Two Canadians injured in Friday's bomb attacks at hotels in Jakarta, Indonesia, are recovering from their injuries, says a Canadian MP who was able to visit with them.
Conservative MP Deepak Obhrai, who represents the riding of Calgary East, visited Edward Thiessen and Andrew Cobham at their separate hospitals over the weekend.
"They are doing fine," Obhrai told CTV's Canada AM on Monday, in a phone interview from Jakarta.
"Mr. Thiessen has been moved to Singapore for treatment of his burn injuries. Mr. Cobham is being treated here and we expect him to be released in a day or two, but we expect he will also require further treatment in Singapore for his hearing loss."
Thiessen, who is the Indonesian president of the French power generation and rail transportation company Alstom, was on the ground floor of the JW Marriott at the time of the explosion. He suffered first-degree burns to his face, and second-degree burns on his hand and leg, along with some cuts and scrapes.
Andrew Cobham, the vice-president of the Indonesian-Canadian Chamber of Commerce who had moved to Asia in the early 1990s, was injured in the same hotel lobby during a business breakfast for foreign nationals who work in the oil and gas sector.
Obhrai says he was in Indonesia on government business, as parliamentary secretary to the minister of foreign affairs, and had taken a few days off to visit family when he got a call from the Canadian embassy that two hotels, the Marriott, and the Ritz-Carlton next door, had been bombed. The blasts killed nine people and injured another 50.
Obhrai says he was stunned by the twin suicide bombings, since Indonesia had been enjoying four years of relative calm since its last serious terrorist attack.
"Everyone was n a state of shock, including myself, considering that Indonesia had just gone through a peaceful election process, and they were having success in the fight against terrorism," he said, referring to President Susilo Bambang Yudhoyono's re-election earlier this month. That electoral victory is said to have been achieved partly on the strength of government efforts to fight terrorism.

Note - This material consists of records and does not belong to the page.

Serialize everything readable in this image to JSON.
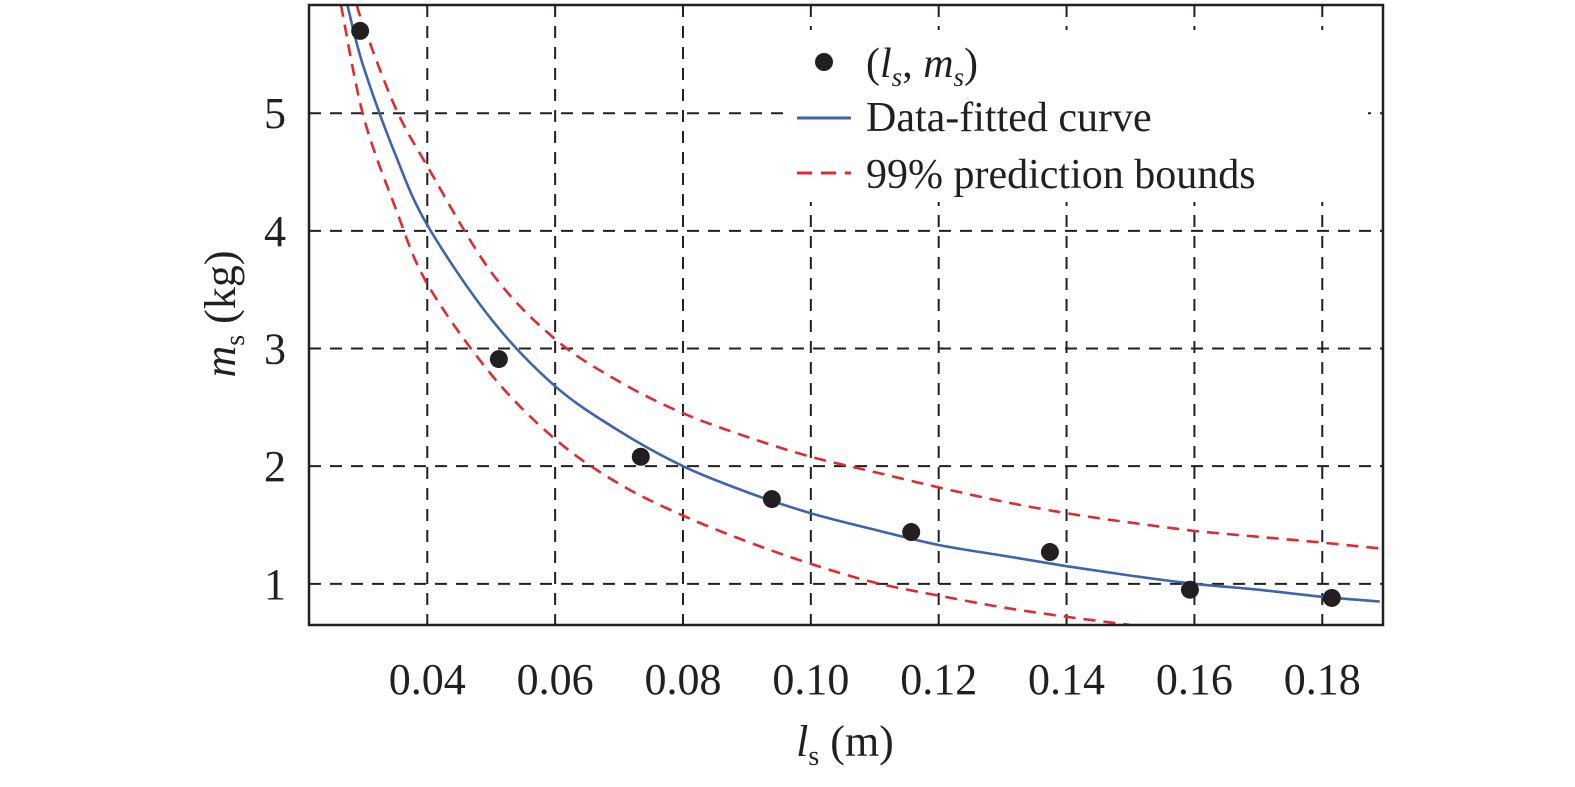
{
  "chart_data": {
    "type": "scatter",
    "title": "",
    "xlabel": {
      "main": "l",
      "sub": "s",
      "unit": " (m)"
    },
    "ylabel": {
      "main": "m",
      "sub": "s",
      "unit": " (kg)"
    },
    "xlim": [
      0.0215,
      0.1895
    ],
    "ylim": [
      0.65,
      5.92
    ],
    "x_ticks": [
      0.04,
      0.06,
      0.08,
      0.1,
      0.12,
      0.14,
      0.16,
      0.18
    ],
    "x_tick_labels": [
      "0.04",
      "0.06",
      "0.08",
      "0.10",
      "0.12",
      "0.14",
      "0.16",
      "0.18"
    ],
    "y_ticks": [
      1,
      2,
      3,
      4,
      5
    ],
    "y_tick_labels": [
      "1",
      "2",
      "3",
      "4",
      "5"
    ],
    "grid": true,
    "grid_style": "dashed",
    "legend_position": "top-right",
    "series": [
      {
        "name": "(l_s, m_s)",
        "kind": "points",
        "color": "#231f20",
        "x": [
          0.0295,
          0.0512,
          0.0734,
          0.0939,
          0.1157,
          0.1374,
          0.1593,
          0.1815
        ],
        "y": [
          5.7,
          2.91,
          2.08,
          1.72,
          1.44,
          1.27,
          0.95,
          0.88
        ]
      },
      {
        "name": "Data-fitted curve",
        "kind": "line",
        "color": "#3d64ad",
        "dash": "solid",
        "x": [
          0.0275,
          0.03,
          0.035,
          0.04,
          0.05,
          0.06,
          0.07,
          0.08,
          0.09,
          0.1,
          0.11,
          0.12,
          0.13,
          0.14,
          0.15,
          0.16,
          0.17,
          0.18,
          0.189
        ],
        "y": [
          5.92,
          5.4,
          4.65,
          4.05,
          3.25,
          2.68,
          2.3,
          2.0,
          1.78,
          1.6,
          1.46,
          1.33,
          1.24,
          1.15,
          1.07,
          1.0,
          0.95,
          0.89,
          0.85
        ]
      },
      {
        "name": "99% prediction bounds",
        "kind": "line",
        "color": "#e02a31",
        "dash": "dashed",
        "x": [
          0.029,
          0.03,
          0.035,
          0.04,
          0.05,
          0.06,
          0.07,
          0.08,
          0.09,
          0.1,
          0.11,
          0.12,
          0.13,
          0.14,
          0.15,
          0.16,
          0.17,
          0.18,
          0.189
        ],
        "y": [
          5.92,
          5.75,
          5.05,
          4.55,
          3.65,
          3.08,
          2.72,
          2.45,
          2.25,
          2.08,
          1.95,
          1.82,
          1.7,
          1.6,
          1.52,
          1.45,
          1.4,
          1.35,
          1.3
        ]
      },
      {
        "name": "",
        "kind": "line",
        "color": "#e02a31",
        "dash": "dashed",
        "x": [
          0.0265,
          0.03,
          0.035,
          0.04,
          0.05,
          0.06,
          0.07,
          0.08,
          0.09,
          0.1,
          0.11,
          0.12,
          0.13,
          0.14,
          0.15
        ],
        "y": [
          5.92,
          4.98,
          4.2,
          3.55,
          2.78,
          2.23,
          1.85,
          1.58,
          1.36,
          1.17,
          1.01,
          0.9,
          0.8,
          0.72,
          0.65
        ]
      }
    ],
    "legend": [
      {
        "label": "(l_s, m_s)",
        "marker": "point"
      },
      {
        "label": "Data-fitted curve",
        "marker": "solid-line"
      },
      {
        "label": "99% prediction bounds",
        "marker": "dashed-line"
      }
    ]
  },
  "legend_labels": {
    "points": {
      "open": "(",
      "l": "l",
      "l_sub": "s",
      "comma": ", ",
      "m": "m",
      "m_sub": "s",
      "close": ")"
    },
    "fit": "Data-fitted curve",
    "bounds": "99% prediction bounds"
  }
}
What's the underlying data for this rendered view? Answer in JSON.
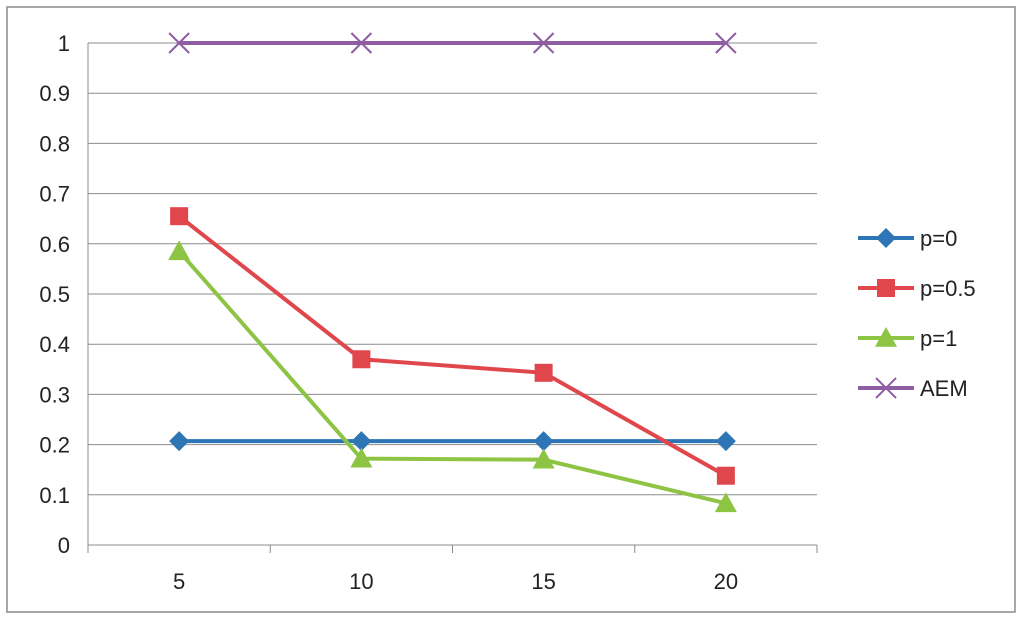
{
  "chart_data": {
    "type": "line",
    "categories": [
      "5",
      "10",
      "15",
      "20"
    ],
    "ylim": [
      0,
      1
    ],
    "yticks": [
      "0",
      "0.1",
      "0.2",
      "0.3",
      "0.4",
      "0.5",
      "0.6",
      "0.7",
      "0.8",
      "0.9",
      "1"
    ],
    "grid": "horizontal",
    "legend_position": "right",
    "series": [
      {
        "name": "p=0",
        "values": [
          0.207,
          0.207,
          0.207,
          0.207
        ],
        "color": "#2E75B6",
        "marker": "diamond"
      },
      {
        "name": "p=0.5",
        "values": [
          0.655,
          0.37,
          0.343,
          0.138
        ],
        "color": "#E0474C",
        "marker": "square"
      },
      {
        "name": "p=1",
        "values": [
          0.585,
          0.172,
          0.17,
          0.083
        ],
        "color": "#8DC444",
        "marker": "triangle"
      },
      {
        "name": "AEM",
        "values": [
          1.0,
          1.0,
          1.0,
          1.0
        ],
        "color": "#8E5EA2",
        "marker": "x"
      }
    ]
  }
}
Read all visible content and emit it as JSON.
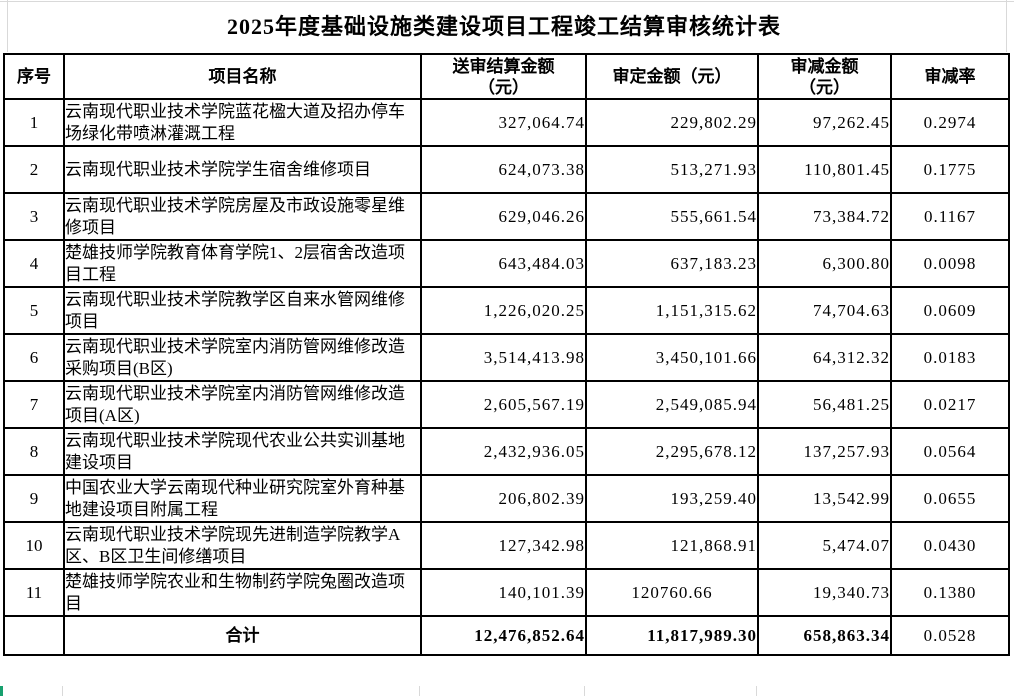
{
  "title": "2025年度基础设施类建设项目工程竣工结算审核统计表",
  "table": {
    "headers": [
      {
        "key": "seq",
        "label": "序号"
      },
      {
        "key": "name",
        "label": "项目名称"
      },
      {
        "key": "submitted",
        "label": "送审结算金额\n（元）"
      },
      {
        "key": "approved",
        "label": "审定金额（元）"
      },
      {
        "key": "reduced",
        "label": "审减金额\n（元）"
      },
      {
        "key": "rate",
        "label": "审减率"
      }
    ],
    "rows": [
      {
        "seq": "1",
        "name": "云南现代职业技术学院蓝花楹大道及招办停车场绿化带喷淋灌溉工程",
        "submitted": "327,064.74",
        "approved": "229,802.29",
        "reduced": "97,262.45",
        "rate": "0.2974"
      },
      {
        "seq": "2",
        "name": "云南现代职业技术学院学生宿舍维修项目",
        "submitted": "624,073.38",
        "approved": "513,271.93",
        "reduced": "110,801.45",
        "rate": "0.1775"
      },
      {
        "seq": "3",
        "name": "云南现代职业技术学院房屋及市政设施零星维修项目",
        "submitted": "629,046.26",
        "approved": "555,661.54",
        "reduced": "73,384.72",
        "rate": "0.1167"
      },
      {
        "seq": "4",
        "name": "楚雄技师学院教育体育学院1、2层宿舍改造项目工程",
        "submitted": "643,484.03",
        "approved": "637,183.23",
        "reduced": "6,300.80",
        "rate": "0.0098"
      },
      {
        "seq": "5",
        "name": "云南现代职业技术学院教学区自来水管网维修项目",
        "submitted": "1,226,020.25",
        "approved": "1,151,315.62",
        "reduced": "74,704.63",
        "rate": "0.0609"
      },
      {
        "seq": "6",
        "name": "云南现代职业技术学院室内消防管网维修改造采购项目(B区)",
        "submitted": "3,514,413.98",
        "approved": "3,450,101.66",
        "reduced": "64,312.32",
        "rate": "0.0183"
      },
      {
        "seq": "7",
        "name": "云南现代职业技术学院室内消防管网维修改造项目(A区)",
        "submitted": "2,605,567.19",
        "approved": "2,549,085.94",
        "reduced": "56,481.25",
        "rate": "0.0217"
      },
      {
        "seq": "8",
        "name": "云南现代职业技术学院现代农业公共实训基地建设项目",
        "submitted": "2,432,936.05",
        "approved": "2,295,678.12",
        "reduced": "137,257.93",
        "rate": "0.0564"
      },
      {
        "seq": "9",
        "name": "中国农业大学云南现代种业研究院室外育种基地建设项目附属工程",
        "submitted": "206,802.39",
        "approved": "193,259.40",
        "reduced": "13,542.99",
        "rate": "0.0655"
      },
      {
        "seq": "10",
        "name": "云南现代职业技术学院现先进制造学院教学A区、B区卫生间修缮项目",
        "submitted": "127,342.98",
        "approved": "121,868.91",
        "reduced": "5,474.07",
        "rate": "0.0430"
      },
      {
        "seq": "11",
        "name": "楚雄技师学院农业和生物制药学院兔圈改造项目",
        "submitted": "140,101.39",
        "approved": "120760.66",
        "approved_centered": true,
        "reduced": "19,340.73",
        "rate": "0.1380"
      }
    ],
    "total_row": {
      "seq": "",
      "label": "合计",
      "submitted": "12,476,852.64",
      "approved": "11,817,989.30",
      "reduced": "658,863.34",
      "rate": "0.0528"
    }
  },
  "colors": {
    "border": "#000000",
    "gridline": "#d9d9d9",
    "selection_green": "#17a06e",
    "background": "#ffffff"
  }
}
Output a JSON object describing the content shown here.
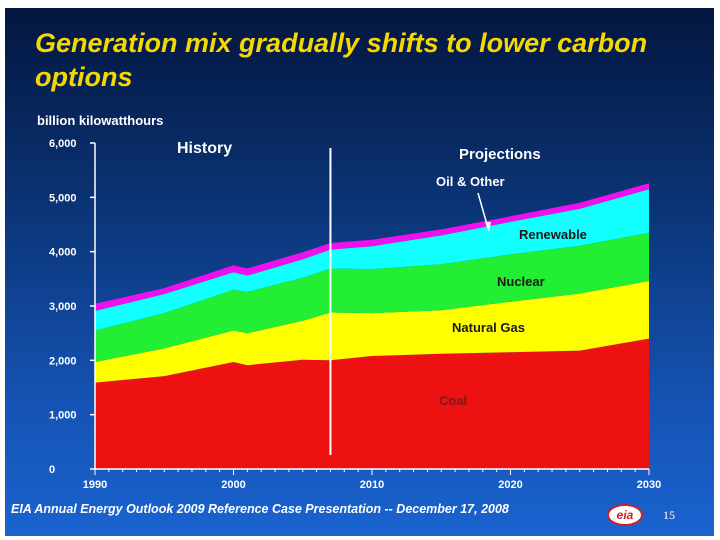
{
  "slide": {
    "title": "Generation mix gradually shifts to lower carbon options",
    "footer": "EIA Annual Energy Outlook 2009 Reference Case Presentation -- December 17, 2008",
    "page_number": "15",
    "logo_text": "eia"
  },
  "annotations": {
    "history": "History",
    "projections": "Projections",
    "oil_other": "Oil & Other",
    "renewable": "Renewable",
    "nuclear": "Nuclear",
    "natural_gas": "Natural Gas",
    "coal": "Coal"
  },
  "chart_data": {
    "type": "area",
    "stacked": true,
    "ylabel": "billion kilowatthours",
    "ylim": [
      0,
      6000
    ],
    "yticks": [
      0,
      1000,
      2000,
      3000,
      4000,
      5000,
      6000
    ],
    "ytick_labels": [
      "0",
      "1,000",
      "2,000",
      "3,000",
      "4,000",
      "5,000",
      "6,000"
    ],
    "xlim": [
      1990,
      2030
    ],
    "xticks": [
      1990,
      2000,
      2010,
      2020,
      2030
    ],
    "xtick_labels": [
      "1990",
      "2000",
      "2010",
      "2020",
      "2030"
    ],
    "history_end_year": 2007,
    "x": [
      1990,
      1995,
      2000,
      2001,
      2005,
      2007,
      2010,
      2015,
      2020,
      2025,
      2030
    ],
    "series": [
      {
        "name": "Coal",
        "color": "#ee1111",
        "values": [
          1590,
          1710,
          1970,
          1910,
          2010,
          2000,
          2080,
          2120,
          2150,
          2180,
          2400
        ]
      },
      {
        "name": "Natural Gas",
        "color": "#ffff00",
        "values": [
          380,
          510,
          580,
          590,
          720,
          880,
          790,
          800,
          930,
          1050,
          1060
        ]
      },
      {
        "name": "Nuclear",
        "color": "#22ee33",
        "values": [
          580,
          650,
          750,
          760,
          790,
          810,
          810,
          850,
          870,
          880,
          890
        ]
      },
      {
        "name": "Renewable",
        "color": "#11ffff",
        "values": [
          360,
          350,
          320,
          300,
          340,
          350,
          420,
          530,
          600,
          680,
          800
        ]
      },
      {
        "name": "Oil & Other",
        "color": "#ee11ee",
        "values": [
          130,
          110,
          130,
          130,
          130,
          120,
          120,
          110,
          100,
          110,
          110
        ]
      }
    ]
  }
}
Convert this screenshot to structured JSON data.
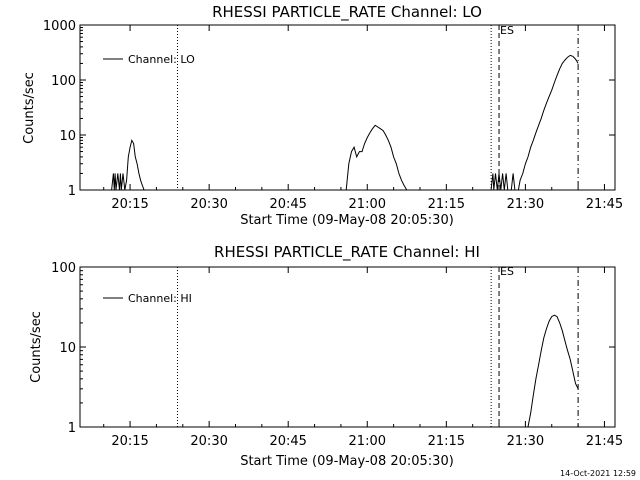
{
  "footer": {
    "timestamp": "14-Oct-2021 12:59"
  },
  "chart_data": [
    {
      "type": "line",
      "title": "RHESSI PARTICLE_RATE Channel: LO",
      "xlabel": "Start Time (09-May-08 20:05:30)",
      "ylabel": "Counts/sec",
      "y_scale": "log",
      "ylim": [
        1,
        1000
      ],
      "xlim": [
        "20:05:30",
        "21:47:00"
      ],
      "x_ticks": [
        "20:15",
        "20:30",
        "20:45",
        "21:00",
        "21:15",
        "21:30",
        "21:45"
      ],
      "y_ticks": [
        "1",
        "10",
        "100",
        "1000"
      ],
      "legend": {
        "entries": [
          "Channel: LO"
        ],
        "position": "top-left"
      },
      "markers": [
        {
          "time": "20:24:00",
          "style": "dotted"
        },
        {
          "time": "21:23:30",
          "style": "dotted"
        },
        {
          "time": "21:25:00",
          "style": "dashed",
          "label": "ES"
        },
        {
          "time": "21:40:00",
          "style": "dash-dot"
        }
      ],
      "series": [
        {
          "name": "Channel: LO",
          "x": [
            "20:11:30",
            "20:11:50",
            "20:12:00",
            "20:12:10",
            "20:12:20",
            "20:12:40",
            "20:13:00",
            "20:13:10",
            "20:13:20",
            "20:13:40",
            "20:14:00",
            "20:14:20",
            "20:14:40",
            "20:15:00",
            "20:15:20",
            "20:15:40",
            "20:16:00",
            "20:16:20",
            "20:16:40",
            "20:17:00",
            "20:17:20",
            "20:17:40",
            "20:18:00"
          ],
          "y": [
            1,
            2,
            1,
            2,
            1,
            2,
            1,
            2,
            1,
            2,
            1,
            1.5,
            4,
            6,
            8,
            7,
            4,
            3,
            2,
            1.5,
            1.2,
            1,
            1
          ]
        },
        {
          "name": "Channel: LO",
          "x": [
            "20:56:00",
            "20:56:30",
            "20:57:00",
            "20:57:30",
            "20:58:00",
            "20:58:30",
            "20:59:00",
            "20:59:30",
            "21:00:00",
            "21:00:30",
            "21:01:00",
            "21:01:30",
            "21:02:00",
            "21:02:30",
            "21:03:00",
            "21:03:30",
            "21:04:00",
            "21:04:30",
            "21:05:00",
            "21:05:30",
            "21:06:00",
            "21:06:30",
            "21:07:00",
            "21:07:30"
          ],
          "y": [
            1,
            3,
            5,
            6,
            4,
            5,
            5,
            7,
            9,
            11,
            13,
            15,
            14,
            13,
            12,
            10,
            8,
            6,
            4,
            3,
            2,
            1.5,
            1.2,
            1
          ]
        },
        {
          "name": "Channel: LO",
          "x": [
            "21:23:30",
            "21:23:50",
            "21:24:00",
            "21:24:20",
            "21:24:40",
            "21:25:00",
            "21:25:20",
            "21:25:40",
            "21:26:00",
            "21:26:20",
            "21:26:40",
            "21:27:00",
            "21:27:20",
            "21:27:40",
            "21:28:00",
            "21:28:20",
            "21:28:40",
            "21:29:00",
            "21:29:30",
            "21:30:00",
            "21:30:30",
            "21:31:00",
            "21:31:30",
            "21:32:00",
            "21:32:30",
            "21:33:00",
            "21:33:30",
            "21:34:00",
            "21:34:30",
            "21:35:00",
            "21:35:30",
            "21:36:00",
            "21:36:30",
            "21:37:00",
            "21:37:30",
            "21:38:00",
            "21:38:30",
            "21:39:00",
            "21:39:30",
            "21:40:00"
          ],
          "y": [
            1,
            2,
            1,
            2,
            1,
            2,
            1,
            2,
            1,
            2,
            1,
            1,
            1,
            2,
            1,
            1,
            1,
            1.5,
            2,
            3,
            4,
            6,
            8,
            11,
            15,
            20,
            28,
            38,
            50,
            65,
            90,
            120,
            160,
            200,
            230,
            260,
            280,
            270,
            240,
            200
          ]
        }
      ]
    },
    {
      "type": "line",
      "title": "RHESSI PARTICLE_RATE Channel: HI",
      "xlabel": "Start Time (09-May-08 20:05:30)",
      "ylabel": "Counts/sec",
      "y_scale": "log",
      "ylim": [
        1,
        100
      ],
      "xlim": [
        "20:05:30",
        "21:47:00"
      ],
      "x_ticks": [
        "20:15",
        "20:30",
        "20:45",
        "21:00",
        "21:15",
        "21:30",
        "21:45"
      ],
      "y_ticks": [
        "1",
        "10",
        "100"
      ],
      "legend": {
        "entries": [
          "Channel: HI"
        ],
        "position": "top-left"
      },
      "markers": [
        {
          "time": "20:24:00",
          "style": "dotted"
        },
        {
          "time": "21:23:30",
          "style": "dotted"
        },
        {
          "time": "21:25:00",
          "style": "dashed",
          "label": "ES"
        },
        {
          "time": "21:40:00",
          "style": "dash-dot"
        }
      ],
      "series": [
        {
          "name": "Channel: HI",
          "x": [
            "21:30:30",
            "21:31:00",
            "21:31:30",
            "21:32:00",
            "21:32:30",
            "21:33:00",
            "21:33:30",
            "21:34:00",
            "21:34:30",
            "21:35:00",
            "21:35:30",
            "21:36:00",
            "21:36:30",
            "21:37:00",
            "21:37:30",
            "21:38:00",
            "21:38:30",
            "21:39:00",
            "21:39:30",
            "21:40:00"
          ],
          "y": [
            1,
            1.5,
            2.5,
            4,
            6,
            9,
            13,
            17,
            21,
            24,
            25,
            24,
            20,
            16,
            12,
            9,
            7,
            5,
            3.5,
            3
          ]
        }
      ]
    }
  ]
}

"Nevertheless, this happened. It was a shock to everyone," Obhrai said.
After Obhrai assured the injured Canadians that they could expect the full co-operation and assistance of the government of Canada, he met with Indonesia's finance minister, Sri Mulyani Indrawati, and expressed the government's condolences and sympathy.
Obhrai said Canadians in Jakarta are now being advised to remain indoors and to avoid terrorist targets, including malls and hotels.
"At this current time, we are telling Canadians to be very cautious, to not go to places that could most likely be targets. There was a bomb tried at a shopping centre. So they have to take normal precautions," he said, adding: "But Indonesians are very resilient and want life to go back to normal."
Jakarata police are continuing to piece together bomb fragments and other clues gathered from the bomb sites.
Police have said explosive material recovered at the hotels is "identical" to that used by the Southeast Asian terrorist network Jemaah Islamiyah in earlier attacks.
Jemaah Islamiyah rose to prominence from the 2002 nightclub bombings on the beach resort of Bali that killed 202 people, most of them foreigners.
It staged attacks in Indonesia in each of the next three years: a 2003 car bombing outside the J.W. Marriott, a 2004 truck bombing outside the Australian Embassy, and triple suicide bombings on Bali restaurants by attackers carrying bombs in backpacks in 2005.
Police say an unexploded bomb left this time in a room of the Marriott resembled devices used in attacks on Bali and one found in a recent raid against the network on an Islamic boarding school in Central Java.
Anti-terrorism police are now hunting for Noordin Mohammad Top, a fugitive Malaysian who heads a particularly violent offshoot of the network and has been linked to four major strikes in Indonesia since 2002.
The official Antara news agency said Sunday that the government was intensifying efforts to find Noordin and trace the network's finances to try to uncover any links to Friday's blasts.